U.Va. Engineering Professor Receives Honorary Degree from Swedish University

July 6, 2009 — Deborah G. Johnson, an engineering professor at the University of Virginia, has received an honorary degree from the Faculty of Arts and Sciences of Linköping University in Sweden for her contributions in the field of information and computer ethics.

Johnson is the Anne Shirley Carter Olsson Professor of Applied Ethics and chairs the Department of Science, Technology and Society in U.Va.'s School of Engineering and Applied Science.

"Computers and information technology continue to penetrate so many different aspects of our lives and branch out to different types of technology," she said. "The importance of this technology and the social change that it constitutes cannot be underestimated."

Johnson is internationally respected as a leader in the field of information and computer ethics, and one of her most notable publications, "Computer Ethics" – now in its fourth edition – is a highly regarded academic reference source on the subject.
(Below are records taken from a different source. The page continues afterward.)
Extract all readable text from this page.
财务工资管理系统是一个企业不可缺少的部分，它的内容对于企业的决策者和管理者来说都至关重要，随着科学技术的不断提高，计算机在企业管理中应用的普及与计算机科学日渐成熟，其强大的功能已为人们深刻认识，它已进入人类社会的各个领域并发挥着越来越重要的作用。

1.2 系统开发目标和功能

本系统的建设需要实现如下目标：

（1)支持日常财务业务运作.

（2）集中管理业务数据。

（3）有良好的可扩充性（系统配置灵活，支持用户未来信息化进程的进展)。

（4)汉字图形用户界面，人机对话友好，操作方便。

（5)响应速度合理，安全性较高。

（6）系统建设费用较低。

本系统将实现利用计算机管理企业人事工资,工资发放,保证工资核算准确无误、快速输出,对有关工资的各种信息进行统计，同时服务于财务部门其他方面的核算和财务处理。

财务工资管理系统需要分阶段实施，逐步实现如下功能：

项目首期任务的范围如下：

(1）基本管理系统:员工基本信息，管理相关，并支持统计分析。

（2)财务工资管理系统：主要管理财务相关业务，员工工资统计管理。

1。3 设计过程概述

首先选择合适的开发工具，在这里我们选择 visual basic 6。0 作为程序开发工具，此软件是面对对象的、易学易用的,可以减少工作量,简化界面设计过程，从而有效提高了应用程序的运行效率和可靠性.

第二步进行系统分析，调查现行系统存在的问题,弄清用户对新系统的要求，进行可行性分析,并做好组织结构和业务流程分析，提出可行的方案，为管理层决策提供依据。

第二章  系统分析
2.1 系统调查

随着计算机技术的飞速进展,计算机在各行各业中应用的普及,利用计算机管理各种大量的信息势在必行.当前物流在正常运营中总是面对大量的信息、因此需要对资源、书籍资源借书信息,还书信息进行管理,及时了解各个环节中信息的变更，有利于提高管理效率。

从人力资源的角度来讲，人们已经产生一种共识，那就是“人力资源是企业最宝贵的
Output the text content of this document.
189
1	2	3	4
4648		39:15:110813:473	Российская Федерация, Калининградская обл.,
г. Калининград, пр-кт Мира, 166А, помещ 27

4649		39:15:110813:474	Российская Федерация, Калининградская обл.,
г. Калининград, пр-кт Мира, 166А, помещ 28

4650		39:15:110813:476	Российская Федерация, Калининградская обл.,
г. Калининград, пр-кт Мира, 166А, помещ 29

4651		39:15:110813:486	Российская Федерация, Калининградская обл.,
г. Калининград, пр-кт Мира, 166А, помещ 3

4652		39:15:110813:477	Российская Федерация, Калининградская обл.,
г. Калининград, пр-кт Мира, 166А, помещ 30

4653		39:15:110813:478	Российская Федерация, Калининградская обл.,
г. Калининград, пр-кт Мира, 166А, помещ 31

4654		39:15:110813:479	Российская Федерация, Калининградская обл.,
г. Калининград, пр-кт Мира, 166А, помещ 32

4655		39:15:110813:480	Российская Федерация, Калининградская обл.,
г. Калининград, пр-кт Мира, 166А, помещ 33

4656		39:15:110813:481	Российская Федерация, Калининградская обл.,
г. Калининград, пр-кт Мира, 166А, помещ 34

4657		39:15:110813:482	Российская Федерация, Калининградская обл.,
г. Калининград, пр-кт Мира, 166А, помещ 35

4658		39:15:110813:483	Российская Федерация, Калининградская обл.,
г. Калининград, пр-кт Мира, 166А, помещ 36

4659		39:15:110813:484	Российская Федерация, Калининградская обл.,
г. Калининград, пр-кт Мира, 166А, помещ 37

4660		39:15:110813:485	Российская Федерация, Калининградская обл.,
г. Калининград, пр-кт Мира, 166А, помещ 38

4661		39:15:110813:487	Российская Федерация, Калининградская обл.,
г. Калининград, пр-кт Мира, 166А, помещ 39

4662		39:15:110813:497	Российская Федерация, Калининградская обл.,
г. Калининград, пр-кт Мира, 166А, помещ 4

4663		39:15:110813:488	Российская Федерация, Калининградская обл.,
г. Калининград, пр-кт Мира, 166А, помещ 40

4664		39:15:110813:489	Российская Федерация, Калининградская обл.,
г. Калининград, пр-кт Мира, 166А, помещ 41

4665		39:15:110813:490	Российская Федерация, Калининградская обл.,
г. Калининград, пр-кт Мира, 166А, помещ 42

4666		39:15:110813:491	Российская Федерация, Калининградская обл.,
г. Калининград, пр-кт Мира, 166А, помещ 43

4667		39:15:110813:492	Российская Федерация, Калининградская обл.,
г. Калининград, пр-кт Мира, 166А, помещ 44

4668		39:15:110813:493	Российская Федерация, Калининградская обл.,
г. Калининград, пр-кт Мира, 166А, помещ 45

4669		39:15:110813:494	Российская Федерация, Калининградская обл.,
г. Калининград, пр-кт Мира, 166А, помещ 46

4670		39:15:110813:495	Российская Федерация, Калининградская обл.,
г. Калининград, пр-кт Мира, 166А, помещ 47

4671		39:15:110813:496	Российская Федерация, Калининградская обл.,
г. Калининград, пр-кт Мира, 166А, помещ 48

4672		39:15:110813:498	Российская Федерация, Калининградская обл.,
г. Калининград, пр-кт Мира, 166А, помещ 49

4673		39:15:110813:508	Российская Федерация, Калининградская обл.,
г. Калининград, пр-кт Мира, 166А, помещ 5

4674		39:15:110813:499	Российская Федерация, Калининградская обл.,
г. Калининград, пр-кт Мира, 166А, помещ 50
She helped introduce the field of study to Sweden when she was a featured speaker at the country's International Conference on Computer Ethics, hosted in 1997 by Linköping University's Centre for Applied Ethics. Since then, she has maintained a partnership with Linköping in the advancement and promotion of the field.

Additionally, Johnson is co-editor of Ethics and Information Technology, an international journal published in the Netherlands that strives to present modern analysis of the ethical, political and social issues associated with information technology.

"Specialists from around the world think somewhat differently about these issues," she said. "It is really important to be exposed to their perspectives because information technology is a globalized and globalizing technology."